The main outcomes were total VTE (fatal or nonfatal PE, symptomatic distal or proximal DVT of lower limbs, asymptomatic proximal DVT detected by bilateral compression ultrasound and VTE-related death) and major or clinically relevant nonmajor bleeding. Secondary objectives included the incidence of VTE complications according to the type of myeloma treatment (diagnosis or relapse), and the incidence of arterial cardiovascular events.
Efficacy and safety data were reviewed by an independent data monitoring committee.

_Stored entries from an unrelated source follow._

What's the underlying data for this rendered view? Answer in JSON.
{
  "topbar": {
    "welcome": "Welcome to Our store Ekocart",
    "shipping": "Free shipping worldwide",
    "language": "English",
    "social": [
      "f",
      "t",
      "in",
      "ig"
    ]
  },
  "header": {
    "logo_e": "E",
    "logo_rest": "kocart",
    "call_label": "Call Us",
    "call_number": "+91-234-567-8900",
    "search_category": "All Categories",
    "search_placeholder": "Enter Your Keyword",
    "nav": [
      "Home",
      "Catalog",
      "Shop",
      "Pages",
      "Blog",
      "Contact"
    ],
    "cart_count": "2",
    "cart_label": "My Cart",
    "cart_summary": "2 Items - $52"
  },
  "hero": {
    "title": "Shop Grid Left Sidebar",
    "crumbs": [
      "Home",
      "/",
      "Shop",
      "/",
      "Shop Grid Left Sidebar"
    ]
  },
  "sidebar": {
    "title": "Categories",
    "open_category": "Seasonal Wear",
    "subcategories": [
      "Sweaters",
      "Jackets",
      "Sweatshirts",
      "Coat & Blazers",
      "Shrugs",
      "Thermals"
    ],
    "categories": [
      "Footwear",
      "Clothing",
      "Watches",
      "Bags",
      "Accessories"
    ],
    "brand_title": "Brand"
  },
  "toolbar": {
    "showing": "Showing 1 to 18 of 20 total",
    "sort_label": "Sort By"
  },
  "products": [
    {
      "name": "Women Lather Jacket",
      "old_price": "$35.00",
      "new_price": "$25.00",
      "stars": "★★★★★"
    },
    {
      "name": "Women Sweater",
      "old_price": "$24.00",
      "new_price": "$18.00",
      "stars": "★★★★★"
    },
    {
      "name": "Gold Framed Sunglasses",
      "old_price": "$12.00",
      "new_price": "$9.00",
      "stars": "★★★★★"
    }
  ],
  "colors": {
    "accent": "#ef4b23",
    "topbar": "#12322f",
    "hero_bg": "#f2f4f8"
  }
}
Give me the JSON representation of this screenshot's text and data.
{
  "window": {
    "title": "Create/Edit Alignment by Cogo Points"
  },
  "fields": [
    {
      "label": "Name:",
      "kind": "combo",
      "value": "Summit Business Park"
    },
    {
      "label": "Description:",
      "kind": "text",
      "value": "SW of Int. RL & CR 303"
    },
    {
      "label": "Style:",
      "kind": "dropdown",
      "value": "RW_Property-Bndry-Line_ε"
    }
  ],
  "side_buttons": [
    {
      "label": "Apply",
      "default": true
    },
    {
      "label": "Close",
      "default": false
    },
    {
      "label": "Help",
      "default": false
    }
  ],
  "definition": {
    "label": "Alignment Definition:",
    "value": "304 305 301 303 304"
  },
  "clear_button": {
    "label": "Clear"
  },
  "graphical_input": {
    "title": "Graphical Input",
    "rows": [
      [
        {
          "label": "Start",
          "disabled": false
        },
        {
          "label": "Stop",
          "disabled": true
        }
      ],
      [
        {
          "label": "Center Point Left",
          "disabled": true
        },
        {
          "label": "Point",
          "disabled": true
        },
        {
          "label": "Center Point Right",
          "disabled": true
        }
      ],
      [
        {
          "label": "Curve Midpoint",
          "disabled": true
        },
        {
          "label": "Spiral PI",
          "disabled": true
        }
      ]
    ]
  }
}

2.5 Total patient sample size and statistical analysis
The incidence of VTE and bleeding events was calculated over the period of apixaban treatment and reported per 100 patient-months (% pt-mths). Because this was a pilot study, and taking into account the lack of data in the literature, the alpha risk was impossible to determine and the calculation of the required number of subjects was done according to data from the ADOPT study (for hemorrhages),14 and Carrier's meta-analysis (for VTE events).11
In the ADOPT study on medical conditions regarding hemorrhages, the rate of major and clinically relevant nonmajor bleeding was comparable in the 2 arms apixaban—enoxaparin over the period of exposure to the two drugs.14 The rate of major hemorrhagic events over 1 month of treatment with apixaban was 0.47% (95% CI 0.28–0.79). Considering a linear incidence of major hemorrhagic events over a 6 month period of treatment (as described in AVEROES),17 the expected median was 2.82% at the end of a 6-month period. With a sample size of 105 patients, we would be able to detect such events with a 95% confidence interval (0%–6%).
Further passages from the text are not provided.